Due to a backlog of over R197-billion, the National Department of Transport has released a ‘road drafts policy’ to address this budget shortfall to improve the management of all South Africa’s roads.
On February 22, former Minister of Transport Joe Maswanganyi introduced the Roads Policy. This is the first of its kind in South Africa despite the fact that transport and roads strategies were developed in 1994.
Due to the conditions of South Africa’s roads rapidly deteriorating, there is a need for a new revenue stream on top of existing charges to upgrade conditions and inefficiencies of the country’s roads.

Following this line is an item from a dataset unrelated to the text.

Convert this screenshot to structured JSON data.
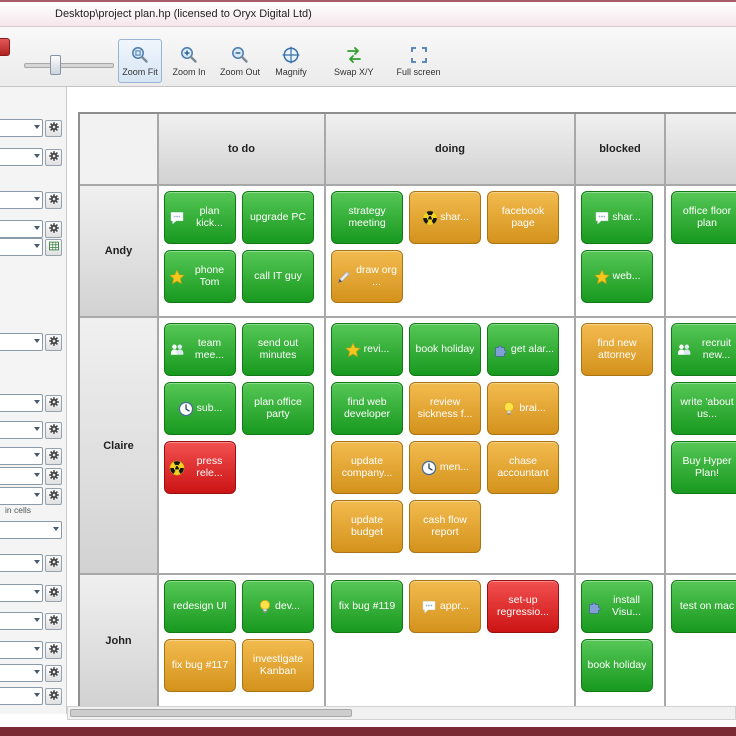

The policy suggests increasing vehicle license fees, the fuel levy, as well as toll fees to help plug the budget shortfall.
While it is still at a proposal stage, it also supports government in the implementation of the user-pay principal. This includes tolling, congestion charges, cross border levies and weight over distance charging. Private investor funding will also be considered as a source of funding.
According to Stephen Krygsman, a professor of Logistics and Transport Economics at the University of Stellenbosch, congestion tax is a certainty. This is due to the increasing traffic volumes found in both Cape Town and Johannesburg. Krygsman is also of the opinion that national road agencies investing money into rural roads instead of urban roads has also played a role in the congestion of roads. The added dysfunctional public transport system also contributes to traffic volumes.
Krygsman also states that public transport is not viable for car owners, because public transport is too unreliable. Those who come from lower income homes live on the periphery, while those who are richer live even farther away because of spatial and apartheid-planning policies. This encourages long-distance travel in private cars which, in turn, creates more congestion.